De fait, la leçon était cuisante. Lini aurait dit que c’était bien fait, parce qu’elle avait toujours tendance à croire que tout était gagné d’avance pour elle.

Non sans ricaner sous cape, à sa propre intention, Elayne se retourna pour jeter un coup d’œil à Aviendha, mais les tricoteuses s’étaient massées devant le portail, toutes ratatinées sous les regards glaciaux de Careane et de Sareitha. Seule Sumeko gardait la tête haute, mais elle ne semblait pas disposée non plus à bouger. Kirstian, elle, paraissait sur le point d’éclater en sanglots.

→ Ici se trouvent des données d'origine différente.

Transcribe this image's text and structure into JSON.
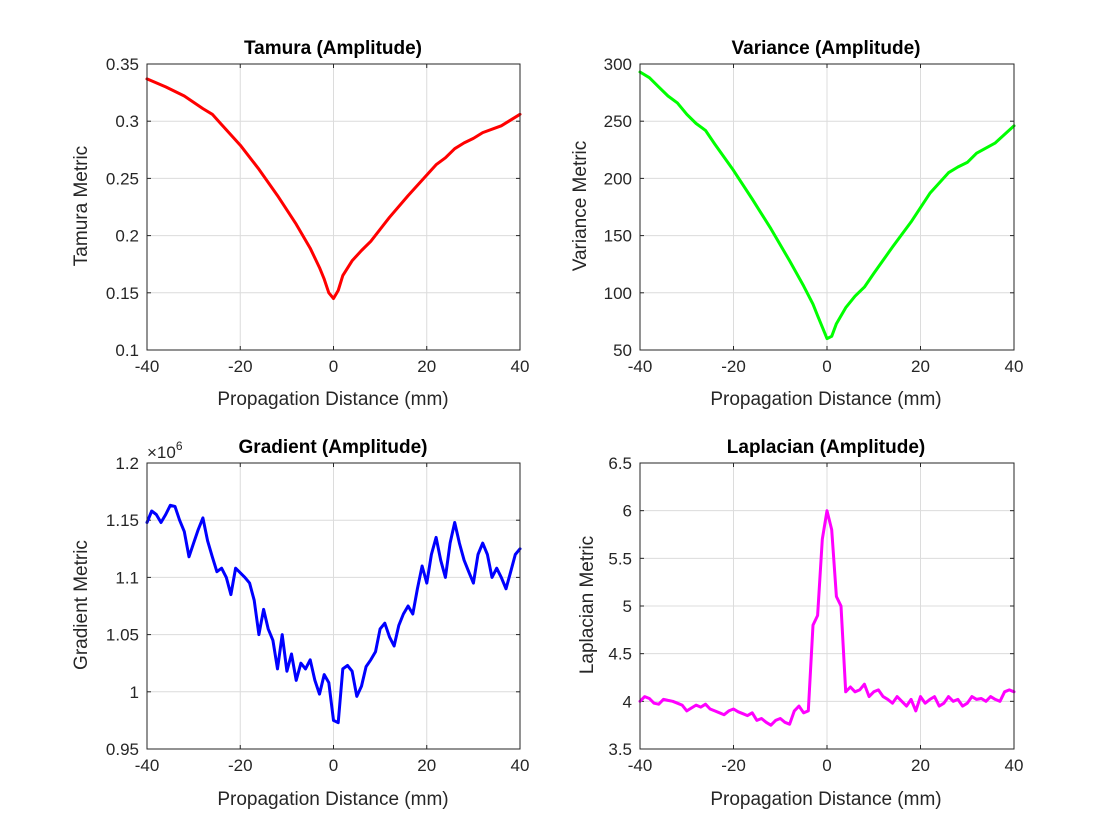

Avec un soupir vite réprimé, Elayne fit s’écarter les tricoteuses afin de laisser la place aux domestiques qui attendaient de faire traverser les chevaux. Reanne et ses compagnes obéirent comme des brebis – Elayne jouait le rôle de la bergère, Merilille et les autres tenant celui des louves – et elles auraient plutôt filé comme des oies s’il n’y avait pas eu Ispan.

Comptant parmi les quatre tricoteuses aux cheveux grisonnants ou carrément blancs, Famelle tenait Ispan par un bras. L’œil plein de défi quand il ne se posait pas sur une Aes Sedai, Eldase la tenait par l’autre. Hésitant entre une prise ferme, histoire que la prisonnière tienne bien sur ses jambes, et un peu plus de douceur, afin de ne pas la brutaliser, les deux femmes avaient opté pour une pression qui ne suffisait pas à empêcher la sœur noire de tituber, les forçant sans cesse à la rattraper à un souffle de la chute.

— Pardonnez-moi, Aes Sedai, ne cessait de répéter Famelle à Ispan avec un discret accent du Tarabon. Oh ! je suis vraiment désolée !

Eldase se décomposait chaque fois que la prisonnière s’emmêlait les pieds. Comme si la sœur noire n’avait pas participé au meurtre de deux de leurs amies, et d’une infinité d’autres innocents. Bref, les deux tricoteuses se donnaient bien de la peine pour une femme qui n’avait plus longtemps à vivre. Sans parler du reste, les assassinats auxquels Ispan avait participé à la Tour Blanche suffisaient à sceller son sort.

— Conduisez-la de ce côté…, dit Elayne en désignant un point éloigné du portail.

Famelle et Eldase obéirent, s’inclinant si bas qu’elles faillirent faire tomber Ispan, puis s’excusèrent humblement de leur maladresse auprès d’Elayne et de la prisonnière toujours encagoulée.

Reanne et les autres suivirent le mouvement sans quitter des yeux les sœurs regroupées autour de Merilille.

Aussitôt, la guerre des regards recommença, les Aes Sedai foudroyant les tricoteuses, celles-ci lorgnant méchamment les Atha’an Miere – et ces dernières gratifiant tout le monde de coups d’œil assassins.

Elayne serra très fort les dents. Elle n’allait pas crier après ces femmes ! De toute façon, quand il s’agissait de beugler, Nynaeve obtenait de bien meilleurs résultats qu’elle. Mais elle aurait bien secoué comme un prunier chacune de ces idiotes, histoire de leur mettre un peu de plomb dans la cervelle. Nynaeve comprise, car elle était censée organiser tout ce petit monde, pas sonder les arbres avec l’air d’une poule qui a perdu ses poussins. Mais qu’aurait fait Elayne si Rand avait été condamné à mourir, sauf si elle trouvait un moyen de le sauver ?

Des larmes perlèrent aux paupières de la Fille-Héritière. Rand était condamné à mourir, et elle ne pouvait rien faire contre ça.

Pèle la pomme que tu tiens dans la main, petite, pas celle qui pend encore à l’arbre…

Elayne aurait juré entendre la voix de Lini murmurer à son oreille…

Les larmes sont pour après… Avant, elles font juste perdre du temps.